December 28, 2015, by Emily Howard

Remember the important things

There’s one thing that we’re victim to at this time of year. It’s hiding under the bed, it’s looming above the mirror, and it lurks around every corner: beware the cunning complacency. It’s not surprising really; after a whole hectic term of hard work, especially come the final few days, every student feels spent (in every sense of the word) and ready to relax. A few weeks into the holidays, however, and the warm house, Christmas gifts, and copious amounts of free food distort our sense of normality. Side effects of the festive period include idleness, egomania and overindulgence. This is all very enjoyable until January creeps up once again, a reminder of the foreboding reality when hard work hits like a snowball to the face.

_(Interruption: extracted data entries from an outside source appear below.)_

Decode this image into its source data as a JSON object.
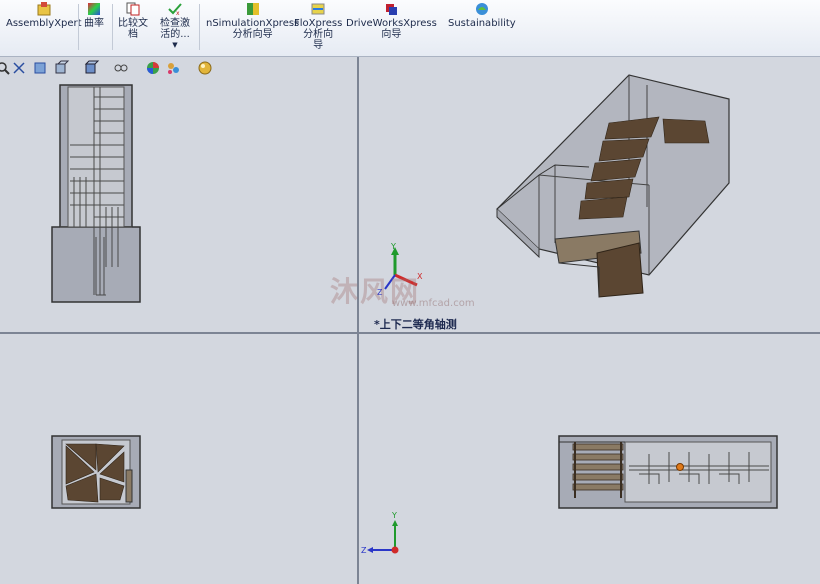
{
  "ribbon": {
    "items": [
      {
        "label": "AssemblyXpert"
      },
      {
        "label": "曲率"
      },
      {
        "label": "比较文档"
      },
      {
        "label": "检查激活的..."
      },
      {
        "label": "nSimulationXpress 分析向导"
      },
      {
        "label": "FloXpress 分析向导"
      },
      {
        "label": "DriveWorksXpress 向导"
      },
      {
        "label": "Sustainability"
      }
    ],
    "compare_l1": "比较文",
    "compare_l2": "档",
    "check_l1": "检查激",
    "check_l2": "活的...",
    "sim_l1": "nSimulationXpress",
    "sim_l2": "分析向导",
    "flo_l1": "FloXpress",
    "flo_l2": "分析向",
    "flo_l3": "导",
    "drive_l1": "DriveWorksXpress",
    "drive_l2": "向导"
  },
  "viewport": {
    "view_label": "*上下二等角轴测",
    "axis_y": "Y",
    "axis_x": "X",
    "axis_z": "Z"
  },
  "watermark": {
    "text": "沐风网",
    "url": "www.mfcad.com"
  },
  "colors": {
    "viewport_bg": "#d3d7df",
    "model_fill": "#a7abb6",
    "stair_brown": "#5b4632",
    "axis_green": "#1f9a2c",
    "axis_red": "#d02a2a",
    "axis_blue": "#2a36c8"
  }
}
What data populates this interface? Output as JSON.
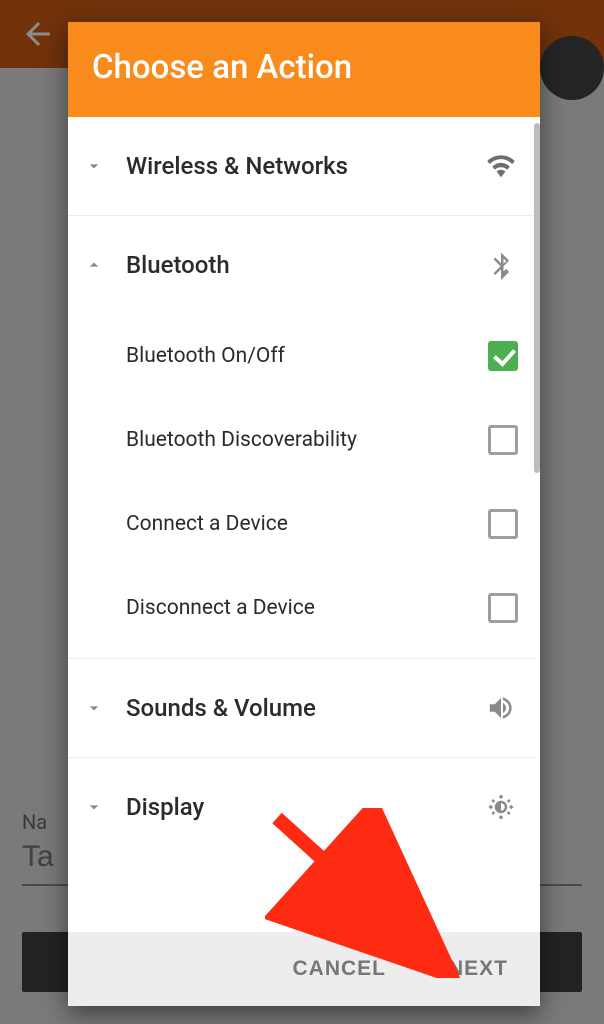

As a fresher, the haven of the Christmas holidays was so welcome – especially being “looked after” again after the first few months of independence – that it was all too easy to forget the responsibilities waiting come the new year. The family all wanted to hear how university was going; and the word “I” slipped out as frequently and unconsciously as breathing. As such, not only were January exams a shock but fitting one’s head back into one’s metaphorical studying-cap was also a struggle.

Three years into university, however, and the lessons have been learnt. Naturally, the holidays are still a welcome respite; the presents and feasts do still succeed in tempting overindulgence and switching on the central heating does still become habitual. Yet one thing has changed: the appreciation. No longer are these luxuries taken for granted, and no longer does one’s head replicate the size of this year’s Christmas pudding. Perhaps its part and parcel of entering adulthood, but the precious nature of Christmas sparkles clearer than the lights on the tree. Family is the best present, food is a treat, and the holiday is just that: a holiday.

While the kids are overjoyed playing with their presents, the adults are overjoyed at watching them. It may sound sentimental, but maybe this encapsulates the transition to adulthood that we all face. And maybe this Christmastime you won’t be thinking of the presents under the tree, like last year, but what really makes the holidays so happy. Because, let’s face it, that cinnamon-scented candle can’t ward off encroaching complacency all by itself.